Die Moderne von La traviata und die besondere Aktualität dieser Oper gerade in unserer heutigen Zeit wurzeln zuvörderst in dem Entwurf eines von Männerprojektionen vergleichsweise freien Frauenbildes, das für die Gattung der VerdiOper nicht eben üblich ist. Denn zumindest in der Relation zu den weiblichen Figuren etwa im Rigoletto oder auch in Macbeth, Luisa Miller oder Il trovatore ist Violetta nachgerade autark.

Bei der musikalischen Charakterisierung von Violetta Valéry setzt Verdi darum folgerichtig jene Mittel ein, die er bis dahin seinen avanciertesten männlichen Personen vorbehielt. Tatsächlich scheinen die Verhältnisse zwischen Männer- und Frauenpartien etwa im Vergleich zu Rigoletto praktisch umgekehrt. Dort ist Rigoletto der Mann eines offenen und unkonventionellen Gesangs, und im Widerspiel dazu repräsentieren, dialektisch aufeinander bezogen, sowohl der Herzog wie auch Gilda die Tradition. In La traviata bleiben demgegenüber sehr viel mehr Vater und Sohn Germont an überkommene Regeln gebunden; ihre Grundformen sind geschlossen, während Violetta in jenem offenen und progressiven Parlando lebt, das in jedem Augenblick frei und dazu fähig ist, sich vom blossen Sprechen hin zur Kantilene zu öffnen oder auch sich dieser Kantilene wieder zu verschliessen. Die Kritiker der missglückten Uraufführung der Traviata haben das ausnahmsweise sehr viel schneller begriffen als das am Premierenabend weitgehend konsternierte Publikum.
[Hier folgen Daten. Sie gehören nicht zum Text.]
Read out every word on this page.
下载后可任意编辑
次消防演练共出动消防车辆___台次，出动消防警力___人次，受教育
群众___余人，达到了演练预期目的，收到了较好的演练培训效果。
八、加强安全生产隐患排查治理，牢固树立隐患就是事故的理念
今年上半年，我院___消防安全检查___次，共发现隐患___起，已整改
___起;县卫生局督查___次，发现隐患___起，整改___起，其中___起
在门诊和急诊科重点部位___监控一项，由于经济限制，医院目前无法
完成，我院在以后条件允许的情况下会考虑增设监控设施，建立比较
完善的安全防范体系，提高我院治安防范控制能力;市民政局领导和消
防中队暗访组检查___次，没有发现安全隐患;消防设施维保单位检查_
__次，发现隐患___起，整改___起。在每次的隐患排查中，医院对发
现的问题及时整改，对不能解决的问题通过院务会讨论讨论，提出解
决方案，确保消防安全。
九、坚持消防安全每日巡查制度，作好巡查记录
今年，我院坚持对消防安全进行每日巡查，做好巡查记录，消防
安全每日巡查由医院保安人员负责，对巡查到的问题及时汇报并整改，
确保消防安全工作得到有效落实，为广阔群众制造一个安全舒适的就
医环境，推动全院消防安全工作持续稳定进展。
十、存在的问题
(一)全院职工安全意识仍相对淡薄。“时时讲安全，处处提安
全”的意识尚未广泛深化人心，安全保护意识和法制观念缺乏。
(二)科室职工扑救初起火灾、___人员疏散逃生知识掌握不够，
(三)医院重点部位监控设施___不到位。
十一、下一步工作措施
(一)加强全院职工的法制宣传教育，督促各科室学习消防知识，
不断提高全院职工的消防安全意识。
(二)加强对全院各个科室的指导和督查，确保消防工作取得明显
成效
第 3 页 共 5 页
Nur, wäre hinzuzufügen, weiss Verdi sehr wohl zu unterscheiden, wer im schnellen Wechsel der Situationen und Gefühle in seinem Duett die Konventionen vertritt und wer sie stört. Vater Germont nähert sich Violetta im gesicherten Terrain vertrauter und damit (musikalisch wie gesellschaftlich) etablierter Formen. Ein wenig überspitzt könnte man sagen, er singt eine kleine Arie nach der anderen. Unbestreitbar jedenfalls sind Cavatine und Lied die Markenzeichen seiner umgrenzten, durch Gewohnheiten und Gesetze geschützten Welt. Vio- letta dagegen kann und muss auf die geordneten Appelle frei und ohne institutionalisierte Hilfen reagieren, auch musikalisch ganz auf sich allein gestellt und ausschliesslich angewiesen auf die eigene vielfältige, aber eben nicht durch den Regelkanon einer geschlossenen Gesellschaft gestützte und abgesicherte Menschlichkeit. Mit der Beweglichkeit und im Aufgespaltensein ihres Melos beansprucht Violetta die avancierten und grenzüberschreitenden Vokabeln im Singen etwa Rigolettos für die Verhaltensweisen einer Frau.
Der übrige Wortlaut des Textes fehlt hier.